National Endowment for the Humanities Selects Karen Kenton as New Director of Federal/State Partnership
WASHINGTON, D.C. — The National Endowment for the Humanities (NEH) is pleased to announce the appointment of a new director of NEH’s Office of Federal/State Partnership. Karen Kenton, who has served as acting director of that office since November 2017, has been chosen for the position following a national search.
“We are proud to have Karen in this leadership role,” said NEH Chairman Jon Parrish Peede. “She has already established strong relationships with numerous state councils and looks forward to a close working relationship with each one.”
Kenton has served as a senior program officer in NEH’s Division of Public Programs since 2011, and has been involved in many of NEH’s special initiatives, including Created Equal: America’s Civil Rights Struggle; Bridging Cultures: Muslim Journeys Bookshelf; the History Film Forum; and NEH’s partnership with the Library of Congress Center for the Book.
Kenton came to NEH after a career in the nonprofit sector, including as a freelance producer and an executive for WETA-TV, Washington D.C.’s flagship public television station.
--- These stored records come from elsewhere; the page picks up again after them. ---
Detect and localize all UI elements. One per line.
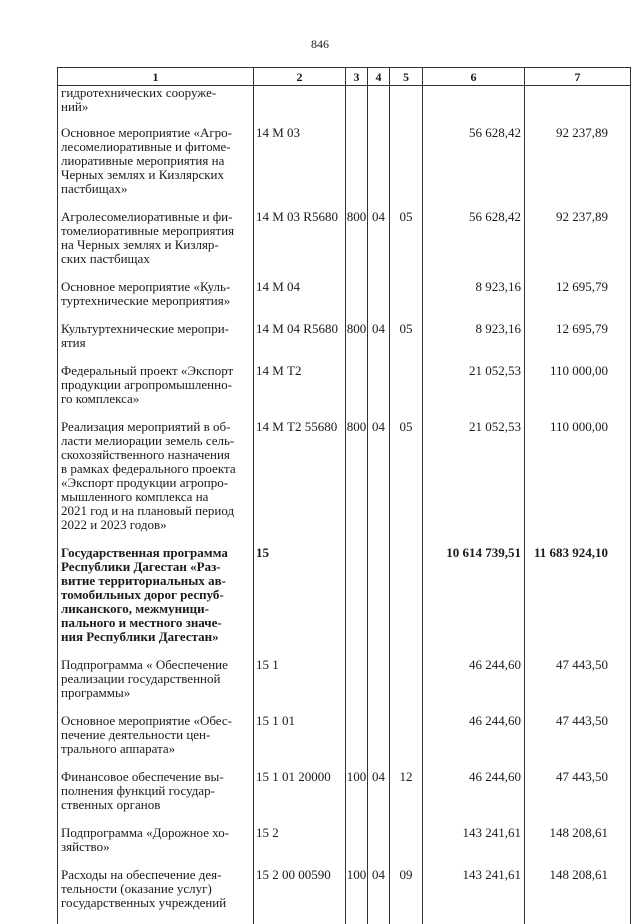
row-col4-cell: 04: [368, 322, 390, 364]
col-header-7: 7: [525, 68, 631, 86]
row-name-cell: Подпрограмма « Обеспечение реализации государственной программы»: [58, 658, 254, 714]
row-col5-cell: [390, 280, 423, 322]
row-code-cell: 15 2: [254, 826, 346, 868]
row-value-2021-cell: 21 052,53: [423, 420, 525, 546]
row-value-2022-cell: 11 683 924,10: [525, 546, 631, 658]
row-col5-cell: 05: [390, 420, 423, 546]
row-value-2022-cell: [525, 86, 631, 127]
row-name-cell: Подпрограмма «Дорожное хо- зяйство»: [58, 826, 254, 868]
col-header-6: 6: [423, 68, 525, 86]
row-col5-cell: 09: [390, 868, 423, 924]
row-col4-cell: [368, 546, 390, 658]
row-value-2022-cell: 12 695,79: [525, 322, 631, 364]
row-col4-cell: [368, 826, 390, 868]
row-value-2022-cell: 148 208,61: [525, 868, 631, 924]
row-value-2021-cell: 46 244,60: [423, 770, 525, 826]
col-header-3: 3: [346, 68, 368, 86]
row-col3-cell: [346, 658, 368, 714]
col-header-5: 5: [390, 68, 423, 86]
row-col3-cell: [346, 126, 368, 210]
col-header-1: 1: [58, 68, 254, 86]
row-name-cell: гидротехнических сооруже- ний»: [58, 86, 254, 127]
table-row: [58, 126, 631, 210]
row-name-cell: Основное мероприятие «Агро- лесомелиоративные и фитоме- лиоративные мероприятия на Черных землях и Кизлярских пастбищах»: [58, 126, 254, 210]
row-code-cell: 14 М Т2: [254, 364, 346, 420]
row-value-2021-cell: 143 241,61: [423, 826, 525, 868]
row-col5-cell: 05: [390, 322, 423, 364]
row-value-2021-cell: 21 052,53: [423, 364, 525, 420]
col-header-2: 2: [254, 68, 346, 86]
row-value-2021-cell: 8 923,16: [423, 280, 525, 322]
row-value-2021-cell: 56 628,42: [423, 126, 525, 210]
row-col4-cell: 04: [368, 770, 390, 826]
table-row: [58, 364, 631, 420]
row-name-cell: Реализация мероприятий в об- ласти мелиорации земель сель- скохозяйственного назначения в рамках федерального проекта «Экспорт продукции агропро- мышленного комплекса на 2021 год и на плановый период 2022 и 2023 годов»: [58, 420, 254, 546]
row-col3-cell: 800: [346, 210, 368, 280]
row-code-cell: 15: [254, 546, 346, 658]
row-col3-cell: 800: [346, 420, 368, 546]
row-value-2021-cell: 46 244,60: [423, 658, 525, 714]
row-col3-cell: 800: [346, 322, 368, 364]
row-code-cell: 15 1: [254, 658, 346, 714]
row-value-2022-cell: 47 443,50: [525, 658, 631, 714]
row-code-cell: 15 1 01: [254, 714, 346, 770]
row-value-2021-cell: 10 614 739,51: [423, 546, 525, 658]
row-code-cell: 14 М 03 R5680: [254, 210, 346, 280]
row-col5-cell: [390, 126, 423, 210]
row-col3-cell: [346, 364, 368, 420]
table-row: [58, 420, 631, 546]
row-col5-cell: [390, 546, 423, 658]
row-col5-cell: 05: [390, 210, 423, 280]
row-value-2022-cell: 47 443,50: [525, 714, 631, 770]
row-col4-cell: 04: [368, 210, 390, 280]
row-col3-cell: 100: [346, 770, 368, 826]
row-col4-cell: [368, 280, 390, 322]
row-code-cell: 14 М 04 R5680: [254, 322, 346, 364]
row-code-cell: 14 М 03: [254, 126, 346, 210]
row-value-2022-cell: 47 443,50: [525, 770, 631, 826]
row-code-cell: 15 2 00 00590: [254, 868, 346, 924]
row-name-cell: Агролесомелиоративные и фи- томелиоративные мероприятия на Черных землях и Кизляр- ских пастбищах: [58, 210, 254, 280]
row-name-cell: Государственная программа Республики Дагестан «Раз- витие территориальных ав- томобильных дорог респуб- ликанского, межмуници- пального и местного значе- ния Республики Дагестан»: [58, 546, 254, 658]
row-value-2022-cell: 92 237,89: [525, 126, 631, 210]
table-row: [58, 770, 631, 826]
row-name-cell: Финансовое обеспечение вы- полнения функций государ- ственных органов: [58, 770, 254, 826]
row-col4-cell: [368, 658, 390, 714]
table-row: [58, 322, 631, 364]
row-value-2022-cell: 110 000,00: [525, 364, 631, 420]
table-row: [58, 714, 631, 770]
row-value-2021-cell: 8 923,16: [423, 322, 525, 364]
row-col4-cell: 04: [368, 868, 390, 924]
col-header-4: 4: [368, 68, 390, 86]
row-col5-cell: 12: [390, 770, 423, 826]
budget-table: [57, 67, 631, 924]
row-code-cell: 14 М 04: [254, 280, 346, 322]
row-name-cell: Основное мероприятие «Куль- туртехнические мероприятия»: [58, 280, 254, 322]
table-row: [58, 868, 631, 924]
table-row: [58, 210, 631, 280]
row-col3-cell: [346, 280, 368, 322]
row-col3-cell: [346, 546, 368, 658]
row-col3-cell: [346, 86, 368, 127]
row-col4-cell: [368, 364, 390, 420]
row-col4-cell: [368, 714, 390, 770]
row-value-2022-cell: 110 000,00: [525, 420, 631, 546]
row-col5-cell: [390, 86, 423, 127]
row-name-cell: Культуртехнические меропри- ятия: [58, 322, 254, 364]
row-value-2021-cell: 56 628,42: [423, 210, 525, 280]
table-row: [58, 546, 631, 658]
row-col3-cell: [346, 714, 368, 770]
row-col5-cell: [390, 826, 423, 868]
row-col5-cell: [390, 714, 423, 770]
row-code-cell: [254, 86, 346, 127]
table-row: [58, 280, 631, 322]
row-value-2022-cell: 148 208,61: [525, 826, 631, 868]
row-code-cell: 14 М Т2 55680: [254, 420, 346, 546]
row-value-2021-cell: 46 244,60: [423, 714, 525, 770]
row-col3-cell: [346, 826, 368, 868]
row-name-cell: Расходы на обеспечение дея- тельности (оказание услуг) государственных учреждений: [58, 868, 254, 924]
table-row: [58, 86, 631, 127]
row-col4-cell: [368, 126, 390, 210]
row-name-cell: Федеральный проект «Экспорт продукции агропромышленно- го комплекса»: [58, 364, 254, 420]
table-row: [58, 658, 631, 714]
page-number: 846: [311, 37, 329, 51]
row-value-2022-cell: 92 237,89: [525, 210, 631, 280]
row-name-cell: Основное мероприятие «Обес- печение деятельности цен- трального аппарата»: [58, 714, 254, 770]
row-col4-cell: [368, 86, 390, 127]
row-value-2022-cell: 12 695,79: [525, 280, 631, 322]
table-row: [58, 826, 631, 868]
row-col3-cell: 100: [346, 868, 368, 924]
row-value-2021-cell: [423, 86, 525, 127]
row-code-cell: 15 1 01 20000: [254, 770, 346, 826]
header-row: [58, 68, 631, 86]
row-col4-cell: 04: [368, 420, 390, 546]
row-value-2021-cell: 143 241,61: [423, 868, 525, 924]
row-col5-cell: [390, 658, 423, 714]
row-col5-cell: [390, 364, 423, 420]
As a project executive, Kenton worked on fifteen WETA co-productions with Florentine Films, including, The West; Lewis & Clark: The Journey of the Corps of Discovery; Thomas Jefferson; Mark Twain; JAZZ; The War; National Parks: America’s Best Idea; and Prohibition. She served as executive producer on several NEH-funded films, including War of 1812; Becoming Helen Keller; Daniel Burnham and the American City; and Through Deaf Eyes. Films that Kenton was involved in producing have been awarded the Emmy, the Alfred I. DuPont/Columbia University Award, and the Erik Barnouw Prize.
Kenton holds a bachelor’s degree in Communications from Glassboro State College and a Master’s of Library Science from the University of Maryland.
“The state humanities councils help NEH realize its two primary strategic goals: advancing knowledge and understanding of the humanities and increasing public awareness of the humanities throughout the United States,” said Kenton. “I am honored and delighted to support the state council community’s efforts to engage diverse public audiences through rich, inclusive humanities education and lifelong learning opportunities.”
NEH’s Office of Federal/State Partnership collaborates with 56 independent state and jurisdictional humanities councils to support local programs. Councils sponsor literacy campaigns, speakers bureaus, teacher development, cultural tourism, humanities publications, films, exhibitions, and Chautauqua performances. They also help extend the reach of NEH-funded projects, and ensure NEH remains connected to local and regional communities.
The creation of the councils was mandated in NEH’s early legislation, and a portion of their operating funds comes through NEH. The NEH Office of Federal/State Partnership oversees the councils’ congressionally appropriated general operating support grants, carries out on-site consultations and review, offers councils general liability insurance, and maintains network-wide communication.